Minutes later, the drug began to take effect. The shattering pain ebbed to a quiet, pulsating feeling.

But there was something wrong; Griffin had an unpleasant sensation of being outside himself, and his control, ever rigid, was slipping. He had never used morphine before, and as its full power came sweeping down on him, he vowed that he would never use it again. Walls were beginning to crumble inside him—necessary walls. God knew what he might say or do in the next few hours.

For a time, he slept, or thought he did. One moment, he was lying on his study sofa, the next, he was standing high on the mountain, in the woods, watching that massive tree fall and
crush his father. Athena was beside him; then her features dissolved and reassembled themselves in Rachel's image.

Screams went through Griffin's frame like echoes in a deep cave. He wondered if they were staying inside him, where they belonged.

•   •   •

Rachel awakened, naked and alarmed, in the gigantic bed. To her tremendous relief, Jonas was not sleeping beside her, but on the floor as he'd promised.

Thoughts of escape played in her mind; but even as she reviewed them fuzzily, Rachel knew the task was impossible. Rolled up in a chenille bedspread, Jonas lay directly in front of the door. Whether he was keeping her in or Captain Frazier out was anybody's guess.

A window was open, letting in a stream of sunny, rain-washed air, but Rachel had no intention of dropping two stories to the alley below.

It was odd, she thought, how languid and achy she felt. How resigned. She pulled the bedclothes up under her chin and turned onto her side.

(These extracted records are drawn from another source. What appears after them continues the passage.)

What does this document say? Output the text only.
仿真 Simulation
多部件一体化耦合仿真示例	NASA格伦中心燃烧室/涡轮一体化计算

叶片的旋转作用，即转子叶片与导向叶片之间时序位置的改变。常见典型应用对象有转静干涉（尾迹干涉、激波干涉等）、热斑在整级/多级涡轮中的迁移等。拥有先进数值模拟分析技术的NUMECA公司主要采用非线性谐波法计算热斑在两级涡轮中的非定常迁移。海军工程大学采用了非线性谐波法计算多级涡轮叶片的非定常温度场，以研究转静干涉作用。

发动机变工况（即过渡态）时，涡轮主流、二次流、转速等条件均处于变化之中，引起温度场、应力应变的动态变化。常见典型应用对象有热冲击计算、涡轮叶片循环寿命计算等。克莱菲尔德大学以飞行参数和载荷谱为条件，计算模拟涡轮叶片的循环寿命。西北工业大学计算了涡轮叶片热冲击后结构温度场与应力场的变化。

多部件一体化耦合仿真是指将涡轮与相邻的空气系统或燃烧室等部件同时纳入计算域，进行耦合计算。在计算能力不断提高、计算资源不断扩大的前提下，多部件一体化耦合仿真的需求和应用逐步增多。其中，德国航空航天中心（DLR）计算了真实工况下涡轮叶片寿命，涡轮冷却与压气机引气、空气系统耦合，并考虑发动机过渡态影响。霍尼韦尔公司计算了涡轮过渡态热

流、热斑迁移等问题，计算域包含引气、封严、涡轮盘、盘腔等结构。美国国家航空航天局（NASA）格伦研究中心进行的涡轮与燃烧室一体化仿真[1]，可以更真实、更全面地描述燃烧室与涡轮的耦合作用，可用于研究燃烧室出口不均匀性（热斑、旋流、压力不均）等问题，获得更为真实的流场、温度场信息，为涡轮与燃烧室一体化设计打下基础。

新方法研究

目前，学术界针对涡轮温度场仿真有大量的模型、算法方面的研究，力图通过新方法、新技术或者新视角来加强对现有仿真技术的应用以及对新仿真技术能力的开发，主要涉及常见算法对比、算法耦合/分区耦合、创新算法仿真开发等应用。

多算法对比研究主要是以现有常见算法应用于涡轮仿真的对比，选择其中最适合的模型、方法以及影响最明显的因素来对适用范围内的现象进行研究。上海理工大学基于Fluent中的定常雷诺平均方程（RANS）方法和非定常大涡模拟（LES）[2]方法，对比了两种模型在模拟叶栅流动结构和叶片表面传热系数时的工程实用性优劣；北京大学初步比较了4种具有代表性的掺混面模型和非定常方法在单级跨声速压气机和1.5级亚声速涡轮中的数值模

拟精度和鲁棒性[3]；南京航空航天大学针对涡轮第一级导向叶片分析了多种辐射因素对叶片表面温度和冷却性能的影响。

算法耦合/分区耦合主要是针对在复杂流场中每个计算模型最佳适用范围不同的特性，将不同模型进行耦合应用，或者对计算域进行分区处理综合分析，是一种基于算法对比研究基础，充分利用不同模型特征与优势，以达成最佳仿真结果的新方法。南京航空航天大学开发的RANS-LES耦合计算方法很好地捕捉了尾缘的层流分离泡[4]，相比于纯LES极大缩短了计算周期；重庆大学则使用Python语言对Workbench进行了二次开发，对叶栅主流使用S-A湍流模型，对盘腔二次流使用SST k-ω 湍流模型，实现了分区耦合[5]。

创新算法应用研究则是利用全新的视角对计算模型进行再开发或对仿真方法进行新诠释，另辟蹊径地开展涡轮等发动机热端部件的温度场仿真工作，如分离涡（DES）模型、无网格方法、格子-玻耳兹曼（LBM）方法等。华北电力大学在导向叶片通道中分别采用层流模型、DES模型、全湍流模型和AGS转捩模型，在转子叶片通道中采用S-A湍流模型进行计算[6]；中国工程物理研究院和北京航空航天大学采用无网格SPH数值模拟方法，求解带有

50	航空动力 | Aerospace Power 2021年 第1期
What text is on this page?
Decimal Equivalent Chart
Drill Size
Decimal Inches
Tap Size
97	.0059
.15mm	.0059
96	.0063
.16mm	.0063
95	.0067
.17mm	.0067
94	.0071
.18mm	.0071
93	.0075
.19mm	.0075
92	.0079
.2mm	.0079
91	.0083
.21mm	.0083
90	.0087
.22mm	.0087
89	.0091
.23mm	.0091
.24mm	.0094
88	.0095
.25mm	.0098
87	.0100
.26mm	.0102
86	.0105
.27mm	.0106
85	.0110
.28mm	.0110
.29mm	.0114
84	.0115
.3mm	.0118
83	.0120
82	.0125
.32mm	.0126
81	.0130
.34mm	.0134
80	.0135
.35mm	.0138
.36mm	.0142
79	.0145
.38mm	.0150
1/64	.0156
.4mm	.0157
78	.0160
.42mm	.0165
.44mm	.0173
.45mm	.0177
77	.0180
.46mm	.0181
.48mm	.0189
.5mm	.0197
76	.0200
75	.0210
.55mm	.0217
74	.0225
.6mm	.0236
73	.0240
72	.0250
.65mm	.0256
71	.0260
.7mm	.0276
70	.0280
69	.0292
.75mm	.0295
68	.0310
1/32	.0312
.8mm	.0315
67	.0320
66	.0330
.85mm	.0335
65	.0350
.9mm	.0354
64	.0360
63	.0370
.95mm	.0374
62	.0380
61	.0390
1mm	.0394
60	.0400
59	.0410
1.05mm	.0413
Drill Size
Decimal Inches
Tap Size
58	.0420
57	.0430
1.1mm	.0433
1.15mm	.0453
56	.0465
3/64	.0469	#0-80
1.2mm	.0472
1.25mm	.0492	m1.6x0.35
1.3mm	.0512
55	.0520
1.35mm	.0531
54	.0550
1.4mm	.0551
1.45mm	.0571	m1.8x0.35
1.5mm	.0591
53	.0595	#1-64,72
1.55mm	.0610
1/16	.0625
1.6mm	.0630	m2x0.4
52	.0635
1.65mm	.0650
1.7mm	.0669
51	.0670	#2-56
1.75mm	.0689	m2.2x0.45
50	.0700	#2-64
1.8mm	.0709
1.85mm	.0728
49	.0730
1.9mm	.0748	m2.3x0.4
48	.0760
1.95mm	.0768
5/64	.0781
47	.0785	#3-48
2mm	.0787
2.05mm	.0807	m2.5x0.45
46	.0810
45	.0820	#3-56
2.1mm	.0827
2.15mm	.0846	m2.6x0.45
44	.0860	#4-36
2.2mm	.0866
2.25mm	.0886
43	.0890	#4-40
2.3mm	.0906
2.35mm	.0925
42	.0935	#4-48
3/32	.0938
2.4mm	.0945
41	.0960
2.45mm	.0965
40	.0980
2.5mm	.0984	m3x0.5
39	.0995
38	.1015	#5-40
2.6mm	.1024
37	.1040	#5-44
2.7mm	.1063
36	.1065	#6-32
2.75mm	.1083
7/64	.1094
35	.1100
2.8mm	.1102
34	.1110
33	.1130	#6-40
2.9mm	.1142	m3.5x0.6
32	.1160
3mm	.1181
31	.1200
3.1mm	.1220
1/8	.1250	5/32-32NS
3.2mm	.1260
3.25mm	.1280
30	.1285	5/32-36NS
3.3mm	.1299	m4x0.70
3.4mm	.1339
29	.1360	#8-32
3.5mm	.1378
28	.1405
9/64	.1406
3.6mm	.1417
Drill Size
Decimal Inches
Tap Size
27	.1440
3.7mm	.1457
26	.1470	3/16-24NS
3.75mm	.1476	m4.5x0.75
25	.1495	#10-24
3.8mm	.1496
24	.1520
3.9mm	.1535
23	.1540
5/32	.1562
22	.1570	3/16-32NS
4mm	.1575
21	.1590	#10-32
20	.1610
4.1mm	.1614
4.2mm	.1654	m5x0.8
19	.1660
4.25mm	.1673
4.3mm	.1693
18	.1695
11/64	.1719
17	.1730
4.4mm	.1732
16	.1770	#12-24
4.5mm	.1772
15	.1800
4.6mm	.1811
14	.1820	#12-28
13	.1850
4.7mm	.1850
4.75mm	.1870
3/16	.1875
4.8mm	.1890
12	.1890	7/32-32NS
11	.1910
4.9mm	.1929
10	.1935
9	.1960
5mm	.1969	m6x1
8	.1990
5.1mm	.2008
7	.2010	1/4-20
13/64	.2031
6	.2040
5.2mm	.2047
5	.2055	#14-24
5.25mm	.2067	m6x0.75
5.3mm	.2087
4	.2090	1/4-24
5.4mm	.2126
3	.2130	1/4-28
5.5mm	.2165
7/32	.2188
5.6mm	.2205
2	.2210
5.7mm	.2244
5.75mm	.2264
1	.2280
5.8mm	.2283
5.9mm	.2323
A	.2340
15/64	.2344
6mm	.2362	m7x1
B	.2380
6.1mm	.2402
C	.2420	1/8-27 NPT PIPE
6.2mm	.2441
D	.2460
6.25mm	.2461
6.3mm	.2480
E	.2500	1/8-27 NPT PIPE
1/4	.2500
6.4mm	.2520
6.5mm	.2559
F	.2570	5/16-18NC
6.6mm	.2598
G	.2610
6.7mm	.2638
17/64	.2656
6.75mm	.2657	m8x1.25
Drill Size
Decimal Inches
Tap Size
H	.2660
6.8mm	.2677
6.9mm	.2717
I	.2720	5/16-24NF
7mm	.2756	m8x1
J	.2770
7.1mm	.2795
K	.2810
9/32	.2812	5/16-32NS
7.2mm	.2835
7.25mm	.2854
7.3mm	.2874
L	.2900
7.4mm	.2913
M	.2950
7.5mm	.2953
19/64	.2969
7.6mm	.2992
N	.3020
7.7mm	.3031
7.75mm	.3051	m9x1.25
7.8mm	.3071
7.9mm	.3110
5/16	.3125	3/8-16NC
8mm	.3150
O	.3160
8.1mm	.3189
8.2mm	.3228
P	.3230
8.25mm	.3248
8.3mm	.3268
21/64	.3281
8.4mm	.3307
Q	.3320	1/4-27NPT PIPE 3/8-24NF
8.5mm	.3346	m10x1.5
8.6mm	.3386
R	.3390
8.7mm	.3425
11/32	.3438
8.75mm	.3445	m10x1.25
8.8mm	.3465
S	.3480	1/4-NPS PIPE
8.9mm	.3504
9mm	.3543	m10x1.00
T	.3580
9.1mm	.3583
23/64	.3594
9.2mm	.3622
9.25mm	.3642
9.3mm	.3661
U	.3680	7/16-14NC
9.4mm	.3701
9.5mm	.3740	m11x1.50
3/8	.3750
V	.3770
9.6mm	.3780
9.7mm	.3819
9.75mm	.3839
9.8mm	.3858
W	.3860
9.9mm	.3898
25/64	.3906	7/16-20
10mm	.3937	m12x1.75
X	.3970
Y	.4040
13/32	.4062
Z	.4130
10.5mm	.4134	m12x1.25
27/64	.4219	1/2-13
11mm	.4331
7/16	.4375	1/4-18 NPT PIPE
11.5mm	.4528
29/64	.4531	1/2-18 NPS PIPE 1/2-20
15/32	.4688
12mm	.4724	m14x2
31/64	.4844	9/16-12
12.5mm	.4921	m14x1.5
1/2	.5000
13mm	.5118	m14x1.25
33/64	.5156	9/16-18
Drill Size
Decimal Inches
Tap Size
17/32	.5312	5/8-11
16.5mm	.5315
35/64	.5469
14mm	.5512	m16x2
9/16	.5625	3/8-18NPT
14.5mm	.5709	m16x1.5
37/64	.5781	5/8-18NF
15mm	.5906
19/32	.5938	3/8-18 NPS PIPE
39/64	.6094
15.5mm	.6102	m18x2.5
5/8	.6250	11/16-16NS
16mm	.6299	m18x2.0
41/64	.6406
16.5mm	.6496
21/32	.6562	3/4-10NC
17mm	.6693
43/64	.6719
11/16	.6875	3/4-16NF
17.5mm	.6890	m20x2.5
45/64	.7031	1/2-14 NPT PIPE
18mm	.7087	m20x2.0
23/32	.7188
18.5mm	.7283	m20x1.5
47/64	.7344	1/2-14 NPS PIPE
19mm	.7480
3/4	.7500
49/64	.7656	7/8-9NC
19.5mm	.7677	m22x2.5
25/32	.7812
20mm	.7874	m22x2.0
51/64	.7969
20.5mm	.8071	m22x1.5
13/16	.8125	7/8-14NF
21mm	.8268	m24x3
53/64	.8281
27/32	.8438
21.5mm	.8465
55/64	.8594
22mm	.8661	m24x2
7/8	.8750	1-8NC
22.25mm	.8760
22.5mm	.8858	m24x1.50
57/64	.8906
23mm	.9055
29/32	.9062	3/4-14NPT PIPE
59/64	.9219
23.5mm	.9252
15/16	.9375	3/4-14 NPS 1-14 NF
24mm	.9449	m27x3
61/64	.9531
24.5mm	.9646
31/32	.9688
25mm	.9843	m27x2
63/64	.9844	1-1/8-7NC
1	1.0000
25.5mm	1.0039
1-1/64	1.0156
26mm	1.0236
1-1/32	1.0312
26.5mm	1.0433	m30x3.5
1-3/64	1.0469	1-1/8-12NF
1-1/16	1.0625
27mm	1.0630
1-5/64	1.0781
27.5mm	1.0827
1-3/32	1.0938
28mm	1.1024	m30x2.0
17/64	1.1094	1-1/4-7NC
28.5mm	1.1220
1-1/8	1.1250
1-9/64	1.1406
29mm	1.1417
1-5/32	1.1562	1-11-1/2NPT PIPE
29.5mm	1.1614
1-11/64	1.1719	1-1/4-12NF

And it was then that Rachel felt the tearing pain in the lower part of her right lung. With agonizing slowness, she rolled back again, to lie flat, but the wrenching ache did not abate.

The room was too hot and then, almost immediately, too cold. She sneezed, and the involuntary motion hurt so badly that she groaned.

Jonas was standing beside the bed, shirtless and sleep-rumpled and worried. His voice came from too near, and then too far away. “Rachel . . . what is it . . . rest . . . I'll find a doctor . . . just rest.”

There was darkness and then light, heat and then cold, a moment and then eternity. It was a world of opposites.

Rachel heard Jonas's voice again and one that she didn't recognize.